Software developers worldwide are using AI assistants to boost their coding productivity, but security hasn’t kept pace with adoption.

AI-generated code frequently contains vulnerabilities: insecure defaults, missing input validation, hardcoded secrets, weak cryptography, and deprecated dependencies. These flaws slip into production unnoticed.

The tech industry has needed a unified, open approach to secure AI-assisted coding. Cisco is now open-sourcing Project CodeGuard, its internal framework for securing AI-generated code.

Project CodeGuard integrates secure-by-default rules into AI coding workflows. It includes a community-driven ruleset, translators for popular AI coding tools, and validators for automatic security enforcement. Cisco said the goal is to “make secure AI coding the default, without slowing developers down.”
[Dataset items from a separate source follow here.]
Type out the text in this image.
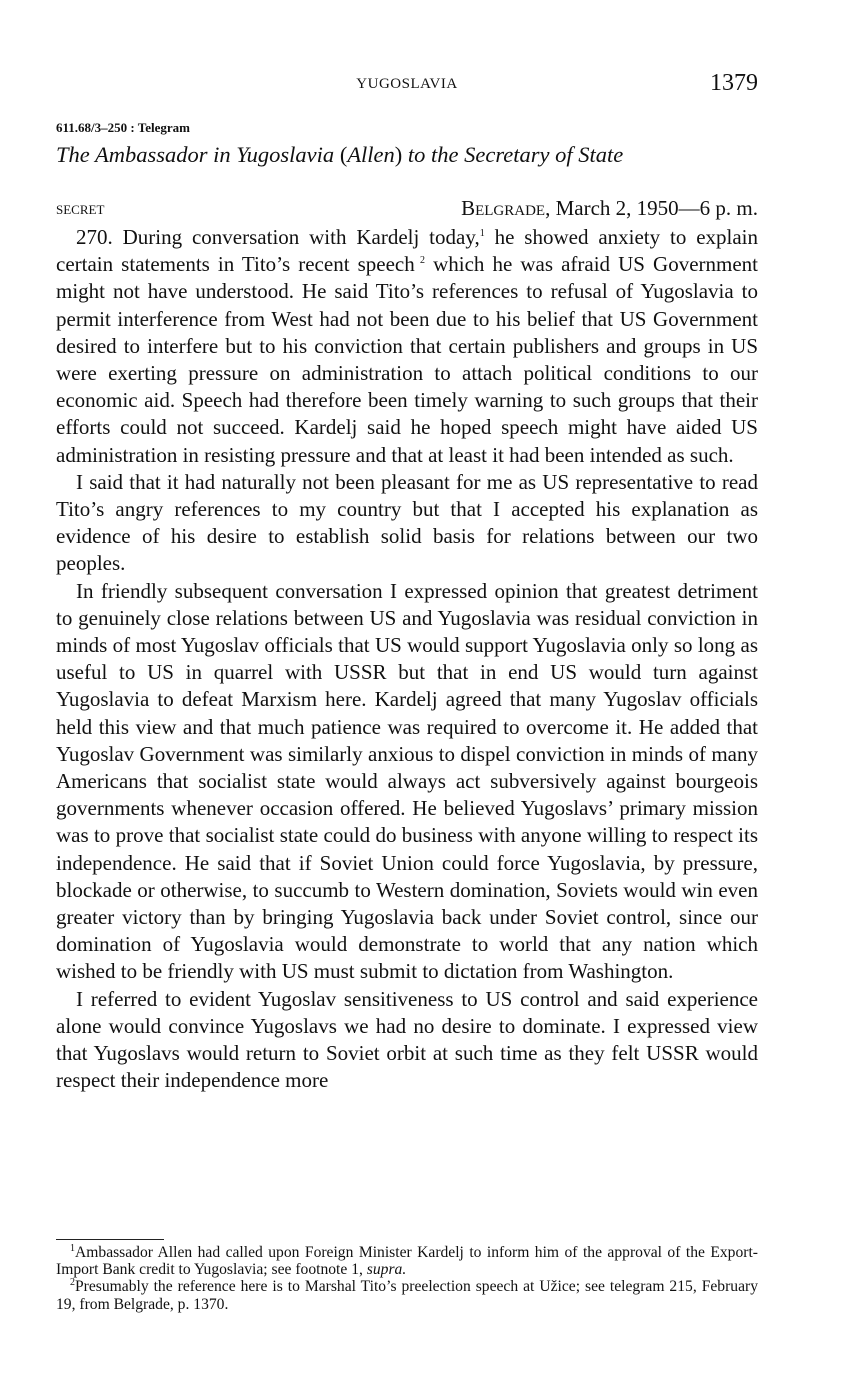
YUGOSLAVIA	1379
611.68/3–250 : Telegram
The Ambassador in Yugoslavia (Allen) to the Secretary of State
SECRET	Belgrade, March 2, 1950—6 p. m.

270. During conversation with Kardelj today,$^1$ he showed anxiety to explain certain statements in Tito’s recent speech $^2$ which he was afraid US Government might not have understood. He said Tito’s references to refusal of Yugoslavia to permit interference from West had not been due to his belief that US Government desired to interfere but to his conviction that certain publishers and groups in US were exerting pressure on administration to attach political conditions to our economic aid. Speech had therefore been timely warning to such groups that their efforts could not succeed. Kardelj said he hoped speech might have aided US administration in resisting pressure and that at least it had been intended as such.

I said that it had naturally not been pleasant for me as US representative to read Tito’s angry references to my country but that I accepted his explanation as evidence of his desire to establish solid basis for relations between our two peoples.

In friendly subsequent conversation I expressed opinion that greatest detriment to genuinely close relations between US and Yugoslavia was residual conviction in minds of most Yugoslav officials that US would support Yugoslavia only so long as useful to US in quarrel with USSR but that in end US would turn against Yugoslavia to defeat Marxism here. Kardelj agreed that many Yugoslav officials held this view and that much patience was required to overcome it. He added that Yugoslav Government was similarly anxious to dispel conviction in minds of many Americans that socialist state would always act subversively against bourgeois governments whenever occasion offered. He believed Yugoslavs’ primary mission was to prove that socialist state could do business with anyone willing to respect its independence. He said that if Soviet Union could force Yugoslavia, by pressure, blockade or otherwise, to succumb to Western domination, Soviets would win even greater victory than by bringing Yugoslavia back under Soviet control, since our domination of Yugoslavia would demonstrate to world that any nation which wished to be friendly with US must submit to dictation from Washington.

I referred to evident Yugoslav sensitiveness to US control and said experience alone would convince Yugoslavs we had no desire to dominate. I expressed view that Yugoslavs would return to Soviet orbit at such time as they felt USSR would respect their independence more

$^1$Ambassador Allen had called upon Foreign Minister Kardelj to inform him of the approval of the Export-Import Bank credit to Yugoslavia; see footnote 1, supra.

$^2$Presumably the reference here is to Marshal Tito’s preelection speech at Užice; see telegram 215, February 19, from Belgrade, p. 1370.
The rules work throughout the AI coding lifecycle. They can be applied during product design and spec-driven development, in the planning phase to guide models toward secure patterns, during code generation to prevent issues in real-time, and after generation for automated review. AI agents like Cursor, GitHub Copilot, Codex, Windsurf, and Claude Code can use the rules at any stage.

This creates layered protection without sacrificing the speed that makes AI coding tools valuable.

An input validation rule, for example, can suggest secure handling patterns during generation, flag unsafe processing in real-time, and verify proper sanitisation in the final code. A secret management rule could prevent hardcoded credentials, alert on sensitive data patterns, and confirm secrets are externalised securely.

The rules steer AI toward safer patterns and away from common vulnerabilities, but they don’t guarantee secure output. Cisco stresses that developers using AI for coding must still apply standard security practices, including peer review. Project CodeGuard is a defense-in-depth layer, not a replacement for engineering judgment or compliance requirements.

Version 1.0.0 includes core security rules based on OWASP and CWE guidance, automated scripts that translate rules for Cursor, Windsurf, and GitHub Copilot, and documentation for new contributors.

The roadmap includes broader language coverage, more platform integrations, and automated rule validation. Future versions will automatically translate rules for new platforms, suggest rules based on project context and tech stack, maintain consistency across agents, reduce manual configuration, and provide feedback loops to improve rules based on usage patterns.

Cisco wants community involvement to further improve their open-source AI coding security tool. Security engineers, software developers, and AI researchers can contribute by submitting rules for specific languages, frameworks, or vulnerabilities; building translators for other AI tools; or sharing feedback through bug reports, improvement suggestions, and feature proposals.